Model & method development

Multiscaling

We develop systematic coarse graining methods, i.e. methods to derive models at a lower level of resolution based on information from simulations at higher, e.g. atomistic resolution.

Upon developing a coarse grained (CG) model, representability and transferability limitations are a problem that's inherent to the process of reducing the number of degrees of freedom. In this context, representability refers to the question which structural or thermodynamic properties of a higher resolution reference are reproduced by the CG model, and transferability refers to the question to which extent a CG model is applicable at a state-point that differs from the one where it was parametrized.

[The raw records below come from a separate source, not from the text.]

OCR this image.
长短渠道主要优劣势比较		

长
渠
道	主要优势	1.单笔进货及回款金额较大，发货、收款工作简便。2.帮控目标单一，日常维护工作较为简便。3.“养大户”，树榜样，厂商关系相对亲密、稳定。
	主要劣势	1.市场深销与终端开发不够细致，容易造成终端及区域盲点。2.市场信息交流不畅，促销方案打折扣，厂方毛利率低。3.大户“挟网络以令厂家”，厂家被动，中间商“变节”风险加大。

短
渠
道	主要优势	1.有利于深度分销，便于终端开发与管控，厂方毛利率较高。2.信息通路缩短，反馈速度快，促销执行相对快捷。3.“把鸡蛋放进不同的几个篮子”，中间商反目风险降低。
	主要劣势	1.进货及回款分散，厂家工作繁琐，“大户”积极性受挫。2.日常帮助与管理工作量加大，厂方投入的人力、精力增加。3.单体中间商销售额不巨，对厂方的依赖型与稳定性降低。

This is naturally a highly relevant problem in simulations that involve phase transitions or structure formation processes driven by phase separation.

We investigate for several model systems how one can achieve and rationalize state-point transferability for CG models that have been parameterized in a bottom-up procedure from atomistic reference simulations, for example by choosing an appropriate reference state point.

Enhanced Sampling Methods

To overcome time/length scale gaps between molecular dynamics simulations and experimental data, we improve and implement enhanced sampling techniques (HREMD, sketch-map based expansion algorithm).

Methods for analysis of simulation data

We focus on important computational issues that arise when assessing the results of MD simulations of various peptides and proteins and, more specifically, at the time of modeling their dynamical behavior, and when identifying their states and features and obtaining kinetic and thermo-dynamical estimates. We are applying and developing methods coming from machine learning. We use them for characterization of phase spaces of complex biological systems (dimensionality reduction techniques, clustering algorithms, etc.), as well as obtaining full kinetic and thermodynamical information (Markov State Models) in applications to intrinsically disordered proteins (i.e. α-synuclein, polyQ) and protein modifications (mono-ubiquitilated histone).